A small clarification, the real story from my development practice happened a little more than a week ago, but for the article I took graphs of final debugging, so that the graphs show the correct sequence and fit into the available for explanation and demonstration. It’s just that in reality, I went out for coffee several times and thought for a long time about what was reflected in the graphs of monitoring:)
About the app and the process
I am developing a PHP application using MongoDB as a database. The application is lightweight, and most load falls on the database. I have implemented functions at the application level to adjust the number of queries, as the application can quickly load the database to 100%.
For development, I use several small dev instances in AWS, use Percona Server for MongoDB with three nodes as a database, and have Percona Monitoring and Management (PMM) installed for monitoring the databases.
My development process consists of the following steps:
- I developed a new feature and ran it on the dev server for testing.
- I check the prefiling on the PHP side, and there is no memory leak, and I am happy with the speed.
- I check the database monitoring to ensure everything works fine.
- I debug the feature, setting the number and types of queries in the function to balance the number of queries and the load on the database, if necessary.
Adding new functionality to the application
So I started the application and got ready to run the new feature. The feature was getting information from open sources, processing it, and saving it to the database. The second part of the functionality went through all the saved documents and did some additional processing.
At this point, the application already had a lot of features that loaded the CPU of the Primary Node by 25-40%, and everything was running stably. I decided to have a performance reserve, as I planned to add new features.
I checked several dashboards, and there were no anomalies or changes. PMM has many dashboards and charts, and I will only show a few, just some.
I saved the changes with the new feature and pushed it to the dev server to make it work. Then I checked that the function started without errors, and the result was visible in the database. I use MongoDB Compass to check the result of a database entry.

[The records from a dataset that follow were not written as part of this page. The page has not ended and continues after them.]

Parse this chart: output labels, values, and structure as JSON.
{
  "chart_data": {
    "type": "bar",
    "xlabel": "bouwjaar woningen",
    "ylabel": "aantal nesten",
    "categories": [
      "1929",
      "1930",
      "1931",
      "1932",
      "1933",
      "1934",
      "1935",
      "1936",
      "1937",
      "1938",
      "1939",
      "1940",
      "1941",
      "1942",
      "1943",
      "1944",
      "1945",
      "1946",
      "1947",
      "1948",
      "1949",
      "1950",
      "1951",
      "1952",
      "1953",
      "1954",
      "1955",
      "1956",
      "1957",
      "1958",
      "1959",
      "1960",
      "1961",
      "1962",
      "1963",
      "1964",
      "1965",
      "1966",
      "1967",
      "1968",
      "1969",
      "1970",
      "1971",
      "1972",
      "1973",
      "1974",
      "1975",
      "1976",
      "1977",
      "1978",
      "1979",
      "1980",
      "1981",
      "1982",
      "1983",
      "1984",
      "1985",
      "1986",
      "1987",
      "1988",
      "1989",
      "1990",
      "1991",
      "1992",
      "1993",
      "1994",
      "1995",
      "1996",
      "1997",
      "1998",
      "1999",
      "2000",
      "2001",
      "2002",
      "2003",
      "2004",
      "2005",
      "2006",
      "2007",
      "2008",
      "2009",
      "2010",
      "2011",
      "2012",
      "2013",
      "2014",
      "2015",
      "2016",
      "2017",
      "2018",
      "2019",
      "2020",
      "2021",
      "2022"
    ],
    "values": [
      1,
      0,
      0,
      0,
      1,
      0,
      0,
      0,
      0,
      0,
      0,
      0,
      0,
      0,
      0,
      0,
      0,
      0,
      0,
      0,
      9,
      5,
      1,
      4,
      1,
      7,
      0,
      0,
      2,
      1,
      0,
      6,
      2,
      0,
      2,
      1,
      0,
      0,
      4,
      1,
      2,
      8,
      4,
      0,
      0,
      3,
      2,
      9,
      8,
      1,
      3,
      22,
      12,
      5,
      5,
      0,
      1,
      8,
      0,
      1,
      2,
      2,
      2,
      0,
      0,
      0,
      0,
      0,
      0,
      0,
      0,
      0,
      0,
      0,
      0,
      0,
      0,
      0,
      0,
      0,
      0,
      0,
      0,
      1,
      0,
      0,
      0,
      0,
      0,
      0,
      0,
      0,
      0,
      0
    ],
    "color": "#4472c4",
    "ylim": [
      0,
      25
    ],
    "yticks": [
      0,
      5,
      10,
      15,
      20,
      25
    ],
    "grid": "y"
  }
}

Something has gone differently than planned.
I waited a few minutes and rechecked the dashboard. At first glance, the main screen was fine. However, I was alarmed by the speed of processing. The number of operations has mostly stayed the same.

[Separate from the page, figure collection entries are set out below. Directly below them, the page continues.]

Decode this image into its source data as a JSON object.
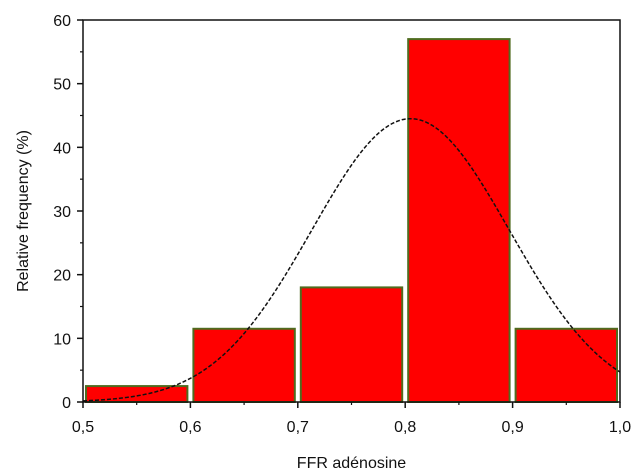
{
  "chart_data": {
    "type": "bar",
    "title": "",
    "xlabel": "FFR adénosine",
    "ylabel": "Relative frequency (%)",
    "xlim": [
      0.5,
      1.0
    ],
    "ylim": [
      0,
      60
    ],
    "x_ticks": [
      0.5,
      0.6,
      0.7,
      0.8,
      0.9,
      1.0
    ],
    "x_tick_labels": [
      "0,5",
      "0,6",
      "0,7",
      "0,8",
      "0,9",
      "1,0"
    ],
    "y_ticks": [
      0,
      10,
      20,
      30,
      40,
      50,
      60
    ],
    "y_tick_labels": [
      "0",
      "10",
      "20",
      "30",
      "40",
      "50",
      "60"
    ],
    "bins": [
      {
        "start": 0.5,
        "end": 0.6,
        "value": 2.5
      },
      {
        "start": 0.6,
        "end": 0.7,
        "value": 11.5
      },
      {
        "start": 0.7,
        "end": 0.8,
        "value": 18
      },
      {
        "start": 0.8,
        "end": 0.9,
        "value": 57
      },
      {
        "start": 0.9,
        "end": 1.0,
        "value": 11.5
      }
    ],
    "fit_curve": {
      "type": "normal",
      "mean": 0.805,
      "sd": 0.092,
      "peak": 44.5,
      "style": "dashed"
    },
    "grid": false,
    "legend": "none",
    "colors": {
      "bar_fill": "#ff0000",
      "bar_edge": "#4f6b1f",
      "curve": "#111111",
      "axis": "#111111"
    }
  }
}
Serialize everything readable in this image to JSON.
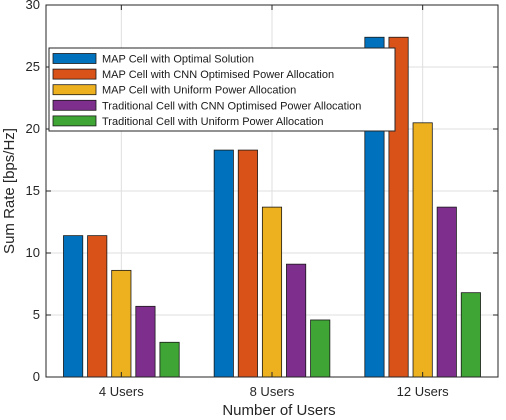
{
  "chart_data": {
    "type": "bar",
    "title": "",
    "xlabel": "Number of Users",
    "ylabel": "Sum Rate [bps/Hz]",
    "ylim": [
      0,
      30
    ],
    "yticks": [
      0,
      5,
      10,
      15,
      20,
      25,
      30
    ],
    "grid": true,
    "legend_position": "top-left",
    "categories": [
      "4 Users",
      "8 Users",
      "12 Users"
    ],
    "series": [
      {
        "name": "MAP Cell with Optimal Solution",
        "color": "#0072BD",
        "values": [
          11.4,
          18.3,
          27.4
        ]
      },
      {
        "name": "MAP Cell with CNN Optimised Power Allocation",
        "color": "#D95319",
        "values": [
          11.4,
          18.3,
          27.4
        ]
      },
      {
        "name": "MAP Cell with Uniform Power Allocation",
        "color": "#EDB120",
        "values": [
          8.6,
          13.7,
          20.5
        ]
      },
      {
        "name": "Traditional Cell with CNN Optimised Power Allocation",
        "color": "#7E2F8E",
        "values": [
          5.7,
          9.1,
          13.7
        ]
      },
      {
        "name": "Traditional Cell with Uniform Power Allocation",
        "color": "#3FA535",
        "values": [
          2.8,
          4.6,
          6.8
        ]
      }
    ]
  }
}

I scrolled down through the various charts on the dashboard and saw an anomaly.
The latency increased, and the app loaded the instance to 100% CPU.
I have made a test run on the application side and checked the profiler there, too. The app worked poorly, and queries were slow.
Finding the cause of the problem
I knew the reason was the new feature and immediately rolled back the last changes.
I had a rough idea of where the problem might be, made a few changes, and started again.
I did it several times, but the result was the same (the CPU was loaded at 100%).
I selected a period with a load and used the Query Analytics function built into the monitoring. Query Analytics shows a list of queries sorted by load or execution speed. Some of the queries to the Pages collection gave 90% load, and the Query Time was more than 3 minutes.
In Query Analytics, you can find slow queries, see their details, and then debug them in the application.
Fixing the problem
I made a few changes that fixed the problem.
The first problem was the indexes. I create indexes from within the application using the command.
$app['db']->CollectionName->createIndex(['index_key' => 1]);
Since the application uses many different collections and queries with conditions on various fields and with or without sorting, I have a lot of indexes.
I made a typo in this case, and the index was not created correctly.
After the indexes were created correctly, I needed quick runs to debug the number of queries to adjust the CPU load to around 50%.
You can see the final chart after debugging and fixing the problem.
Don’t forget to add indexes and make sure they work.
I am a simple developer who can make mistakes and do different experiments. Installing the monitoring was one of the experiments, and previously I just focused on the speed of the PHP script. From time to time, I have looked at the monitoring dashboard in the AWS control panel, but it gives less information, only about the instance itself, without being able to investigate in detail.
So, PMM have a great tools for debugging and searching “bottlenecks” in the databases. And I recommend installing and trying database monitoring with PMM if your application uses MySQL, PostgreSQL, or MongoDB. ∎